There is a letter I'd like to share. My dad tried for many many years unsuccessfully to apply for disability. The fact that I still have this letter says something too. (I've shortened it. It's 4 pages long!)

To Whom it May Concern:

Please be advised that I am writing to certify to you that Ron Schultz is permanently and completely disabled from performance of any of the most sedentary tasks because of the following severe and serious conditions. I will detail clinical means, which enable me to reach these conclusions.

The patient has a number of severe orthopedic concerns.

Bilateral feet; the patient was born with severe bilateral club feet for which he has undergone a number of procedures including 6 surgical procedures on his right foot and seven on his left foot.

Although he has had significant procedures on his feet he has not been relieved of constant disabling foot pain. This pain is bilateral. This is aggravated by even the shortest of walking or standing. He has numerous scars and significant deformity of both feet.

A second orthopedic issue is his right hip, which has had a total hip replacement. He underwent right total hip arthroplasty in 1998 at the age of 43. This was done secondary to severe degenerative changes in his right hip. Although the procedure was performed technically well Ron continues to complain of right hip pain and inability to ambulate significant distances. The hip combined with the feet provides Ron very little ambulatory capacity.

A third orthopedic issues is his lumbar spine. He has had chronic pain for a number of years. It progressed to the point of intolerable discomfort. He has had significant treatment with conservative care including medication, anti-inflammatory medication, physical therapy on several different occasions, home exercises, water hydrotherapy and a lumbar stabilization program. He has undergone lumbar discogram showing concordant pain concordant with his MRI of degenerative disc disease of the lumbar spine. He has had the inability to perform even menial tasks secondary to his lumbar pain.

A fourth orthopedic issue in his right shoulder. The advanced osteoarthritic changes have produced bone on bone x-ray images. He has undergone subacromial decompression with mild improvement initially but eventual degenerative symptomatic changes. He recently had a significant hematoma evacuated by his right shoulder. This was in August of 2002. He continues to have significant shoulder complaints and problems. Range of motion is reduced and motion causes significant pain.

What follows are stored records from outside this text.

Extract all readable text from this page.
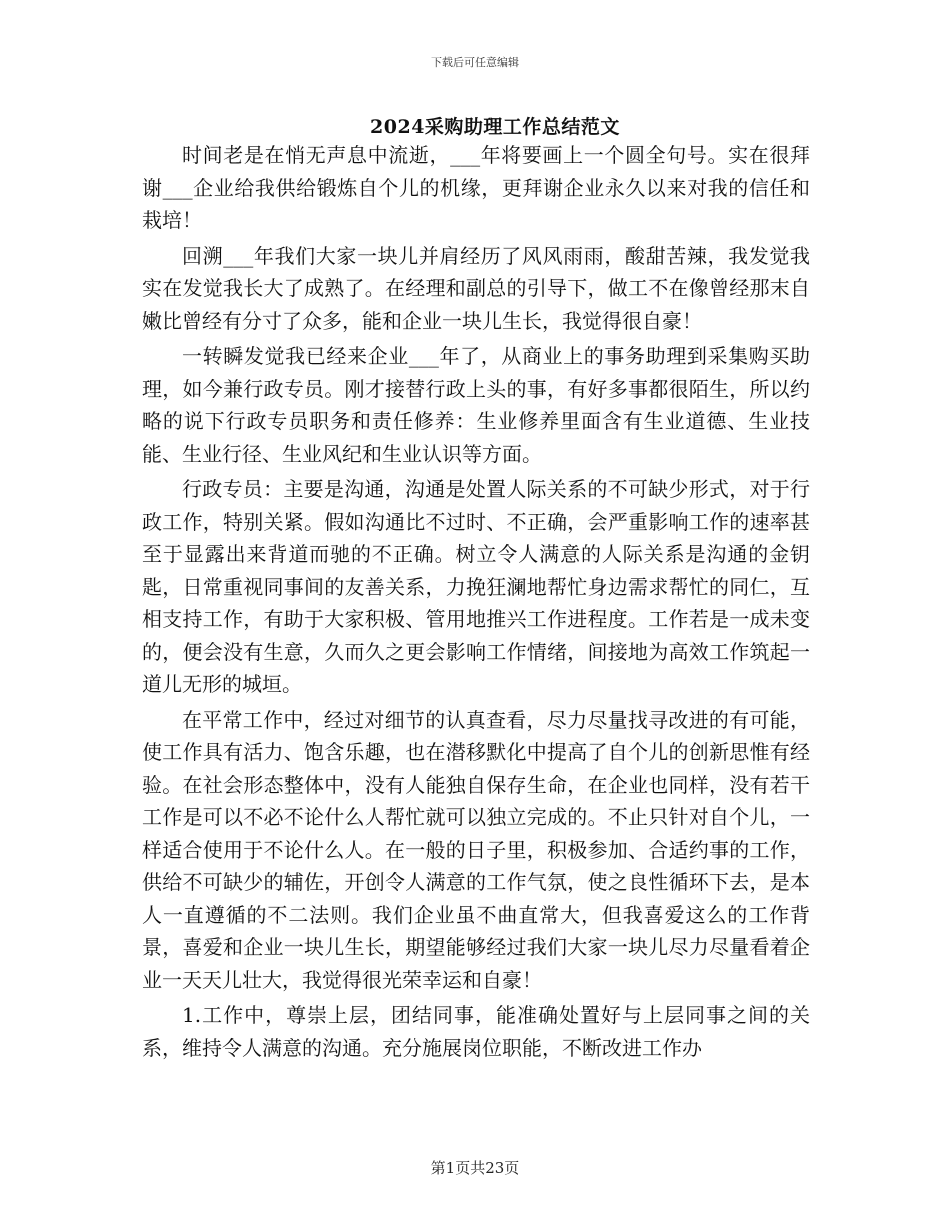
下载后可任意编辑
2024采购助理工作总结范文

时间老是在悄无声息中流逝，___年将要画上一个圆全句号。实在很拜谢___企业给我供给锻炼自个儿的机缘，更拜谢企业永久以来对我的信任和栽培！

回溯___年我们大家一块儿并肩经历了风风雨雨，酸甜苦辣，我发觉我实在发觉我长大了成熟了。在经理和副总的引导下，做工不在像曾经那末自嫩比曾经有分寸了众多，能和企业一块儿生长，我觉得很自豪！

一转瞬发觉我已经来企业___年了，从商业上的事务助理到采集购买助理，如今兼行政专员。刚才接替行政上头的事，有好多事都很陌生，所以约略的说下行政专员职务和责任修养：生业修养里面含有生业道德、生业技能、生业行径、生业风纪和生业认识等方面。

行政专员：主要是沟通，沟通是处置人际关系的不可缺少形式，对于行政工作，特别关紧。假如沟通比不过时、不正确，会严重影响工作的速率甚至于显露出来背道而驰的不正确。树立令人满意的人际关系是沟通的金钥匙，日常重视同事间的友善关系，力挽狂澜地帮忙身边需求帮忙的同仁，互相支持工作，有助于大家积极、管用地推兴工作进程度。工作若是一成未变的，便会没有生意，久而久之更会影响工作情绪，间接地为高效工作筑起一道儿无形的城垣。

在平常工作中，经过对细节的认真查看，尽力尽量找寻改进的有可能，使工作具有活力、饱含乐趣，也在潜移默化中提高了自个儿的创新思惟有经验。在社会形态整体中，没有人能独自保存生命，在企业也同样，没有若干工作是可以不必不论什么人帮忙就可以独立完成的。不止只针对自个儿，一样适合使用于不论什么人。在一般的日子里，积极参加、合适约事的工作，供给不可缺少的辅佐，开创令人满意的工作气氛，使之良性循环下去，是本人一直遵循的不二法则。我们企业虽不曲直常大，但我喜爱这么的工作背景，喜爱和企业一块儿生长，期望能够经过我们大家一块儿尽力尽量看着企业一天天儿壮大，我觉得很光荣幸运和自豪！

1.工作中，尊崇上层，团结同事，能准确处置好与上层同事之间的关系，维持令人满意的沟通。充分施展岗位职能，不断改进工作办

第1页共23页
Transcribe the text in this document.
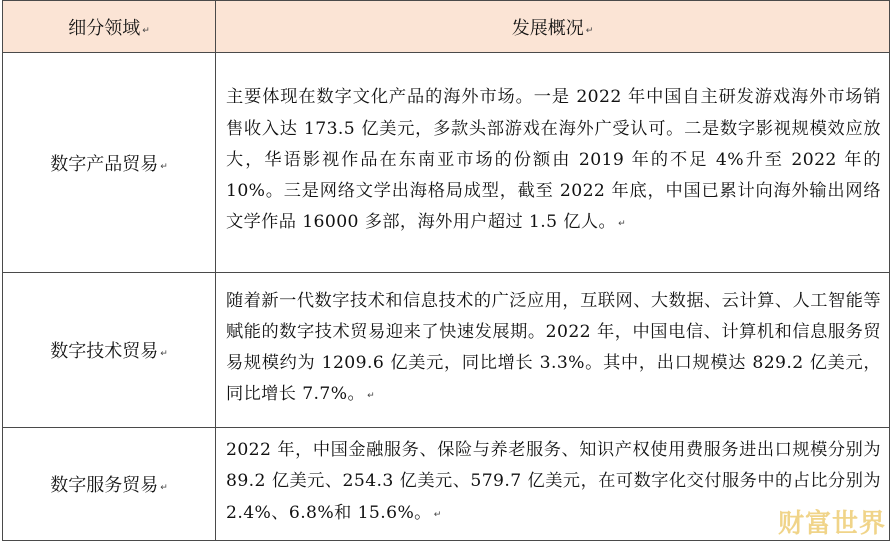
细分领域 ↵	发展概况 ↵
数字产品贸易 ↵	主要体现在数字文化产品的海外市场。一是 2022 年中国自主研发游戏海外市场销售收入达 173.5 亿美元，多款头部游戏在海外广受认可。二是数字影视规模效应放大，华语影视作品在东南亚市场的份额由 2019 年的不足 4%升至 2022 年的 10%。三是网络文学出海格局成型，截至 2022 年底，中国已累计向海外输出网络文学作品 16000 多部，海外用户超过 1.5 亿人。 ↵
数字技术贸易 ↵	随着新一代数字技术和信息技术的广泛应用，互联网、大数据、云计算、人工智能等赋能的数字技术贸易迎来了快速发展期。2022 年，中国电信、计算机和信息服务贸易规模约为 1209.6 亿美元，同比增长 3.3%。其中，出口规模达 829.2 亿美元，同比增长 7.7%。 ↵
数字服务贸易 ↵	2022 年，中国金融服务、保险与养老服务、知识产权使用费服务进出口规模分别为 89.2 亿美元、254.3 亿美元、579.7 亿美元，在可数字化交付服务中的占比分别为 2.4%、6.8%和 15.6%。 ↵	财富世界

A fifth issue although not orthopedic is his cardiac status. He has had a mitral valve replacements. In conjunction with this, he also underwent pectis repair with placement of rods and eventual removal of his chest rods. Significant surgical scars are evident on his chest. He takes Cumadin currently for his cardiac status.

The last issue is bilateral knee degenerative changes. He has undergone several arthroscopic debridgement of both knees and told by his orthopedic arthroscopist that bone on bone conditions exist in both knees and that he will eventually have to undergo bilateral total knee arthroscopy.

Because of the above-mentioned serious conditions, which are totally supported by, accepted clinical methods I conclude that Ron Schultz is totally and permanently disabled and unable to return to gainful employment even in the most sedentary type of conditions. His condition if he tries to work can realistically be to result in increased further incapacity. Safe time factors for sitting and standing should be kept under 15 minutes. The same restrictions also pertain to standing and walking. Certainly no activity involving lifting and climbing, walking should be undertaken.


The Doctor

What surprises me most about this (or maybe not) is that my dad didn't not want to work. He loved construction work. He MORE than loved it. It was his passion. So he did it even though it's probably what caused so many issues for him. I think it got to the point for him though, that he just couldn't do it anymore. And finally, after years and years and years of constant pain he applied for disability, was turned down many times, and go it eventually. Just before he died. Sad.

Anyway, this post is mostly for posterity. I just want to remember all these things and keep them in my heart (and on this blog).